Throughout high school Mike and I spent a lot of time together. I spent so much time over his house I’m sure his parents were ready to strangle me. We weren’t well behaved kids and I’m sure that pushed them to the edge. Even though I was always a big hassle they accepted me into their home. Many summers were spent out at his house riding quads, listening to music and hanging out in the basement until early in the morning talking about everything under the sun.
Looking back on the memories we shared brings tears to my eyes. Such a short life. Why did it have to end so suddenly and in the bitter manner that it did? The story of my dear friend MIke’s life is anything but glamorous. Mike’s problem was that he was always too hard on himself. His big heart often came back to hurt him and people took advantage of that. My biggest regret is that the years leading up to his death I didn’t do enough. I know, when something happens to our loved ones we quickly blame ourselves. I can’t help but feel like I wasn’t doing my job.
The greatest joy that I have is knowing that I will one day see Mike again. The one thing I did right was sharing my faith with him and because of that he accepted Christ as his savior. I only wish that I could have helped him along the way to a better life through that decision. Mike was raised Catholic but it was clear that he didn’t practice the faith of his parents. I often talked him into coming to church with me and he seemed to have fun but it never got through to him. See, there was a time when I was a lost renegade that did the same things that took him to the end of his life. Thanks to my wife’s mother I was introduced to Christianity and a man that would soon lead me to Christ and eventually out of my dark lifestyle. Sadly Mike never came to know life through Christ.
Every Christmas for the rest of my life will never be the same. Beneath the gifts, the warm smiles of my family and the good times we will share I know that something will always be missing. My dearest friend, I will miss you. I know you wouldn’t want me to shed a tear but I can’t lie and say it doesn’t break my heart every time I think about you. You taught me that real friends are always there for each other. No matter where we go in life we will always have someone who understands. You will be remembered for your heart, for the love that you shared and for the friendship you gave so freely. I’m sorry that I didn’t return the favor as well as I could have. I know that you have forgiven me because that’s how you always were.

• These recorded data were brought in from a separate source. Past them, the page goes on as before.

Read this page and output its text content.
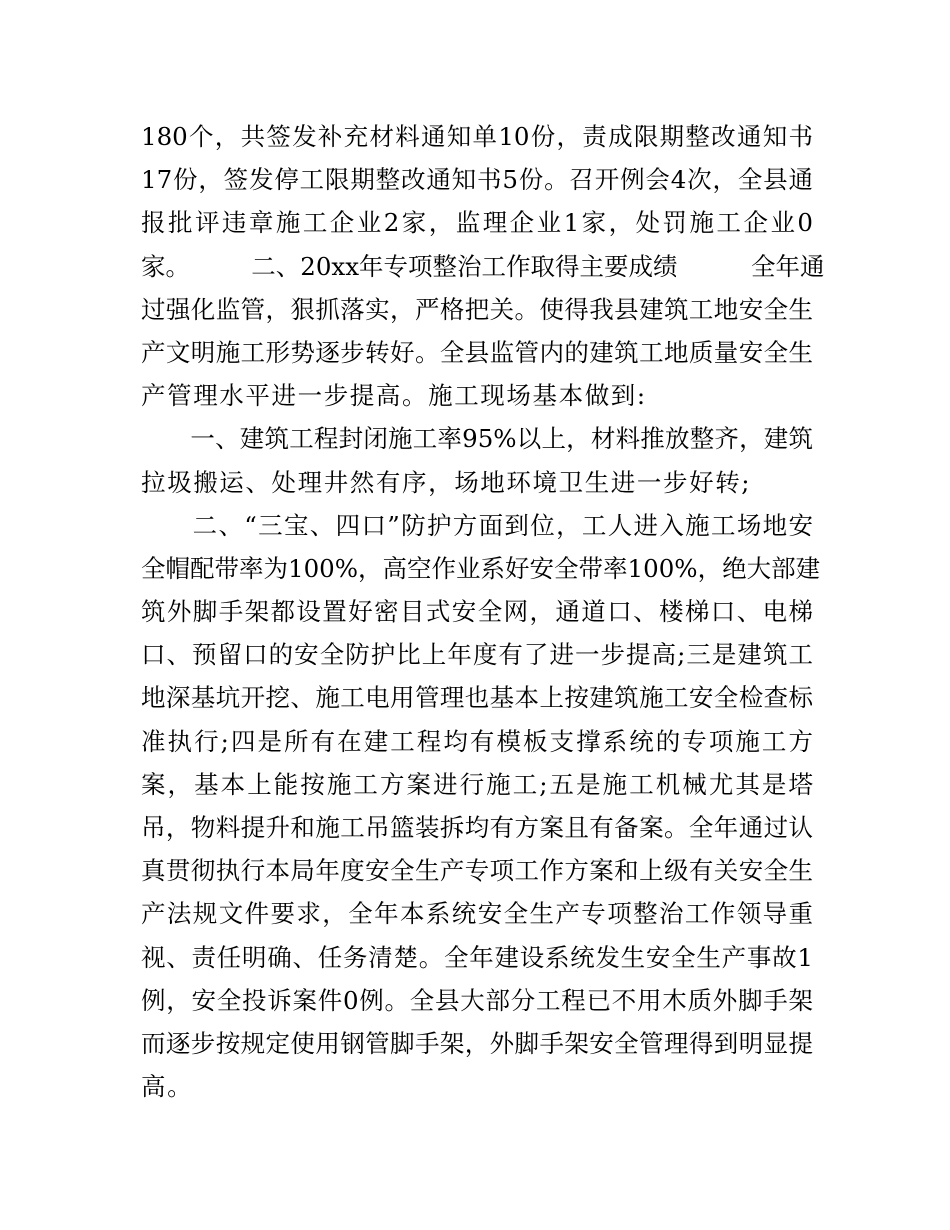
180个，共签发补充材料通知单10份，责成限期整改通知书
17份，签发停工限期整改通知书5份。召开例会4次，全县通
报批评违章施工企业2家，监理企业1家，处罚施工企业0
家。　　　二、20xx年专项整治工作取得主要成绩　　　全年通
过强化监管，狠抓落实，严格把关。使得我县建筑工地安全生
产文明施工形势逐步转好。全县监管内的建筑工地质量安全生
产管理水平进一步提高。施工现场基本做到:
　　一、建筑工程封闭施工率95%以上，材料推放整齐，建筑
拉圾搬运、处理井然有序，场地环境卫生进一步好转;
　　二、“三宝、四口”防护方面到位，工人进入施工场地安
全帽配带率为100%，高空作业系好安全带率100%，绝大部建
筑外脚手架都设置好密目式安全网，通道口、楼梯口、电梯
口、预留口的安全防护比上年度有了进一步提高;三是建筑工
地深基坑开挖、施工电用管理也基本上按建筑施工安全检查标
准执行;四是所有在建工程均有模板支撑系统的专项施工方
案，基本上能按施工方案进行施工;五是施工机械尤其是塔
吊，物料提升和施工吊篮装拆均有方案且有备案。全年通过认
真贯彻执行本局年度安全生产专项工作方案和上级有关安全生
产法规文件要求，全年本系统安全生产专项整治工作领导重
视、责任明确、任务清楚。全年建设系统发生安全生产事故1
例，安全投诉案件0例。全县大部分工程已不用木质外脚手架
而逐步按规定使用钢管脚手架，外脚手架安全管理得到明显提
高。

Let this be a lesson to each and every person that reads this story. Your friends are worth more than you could ever imagine. You never know, you could be the only person that can help them out of the ruts in life. I know that we can’t make a 100 calls a day to every friend we’ve ever had. All you can do is be the best friend that you can be. Hindsight is 20/20, it’s easy to say what we would have done if we had another chance. Don’t make the same mistake twice. Pick up the phone, make some time to stop and say hello; it may be the last chance you get to say I love you to a friend that is worth all the trouble in the world.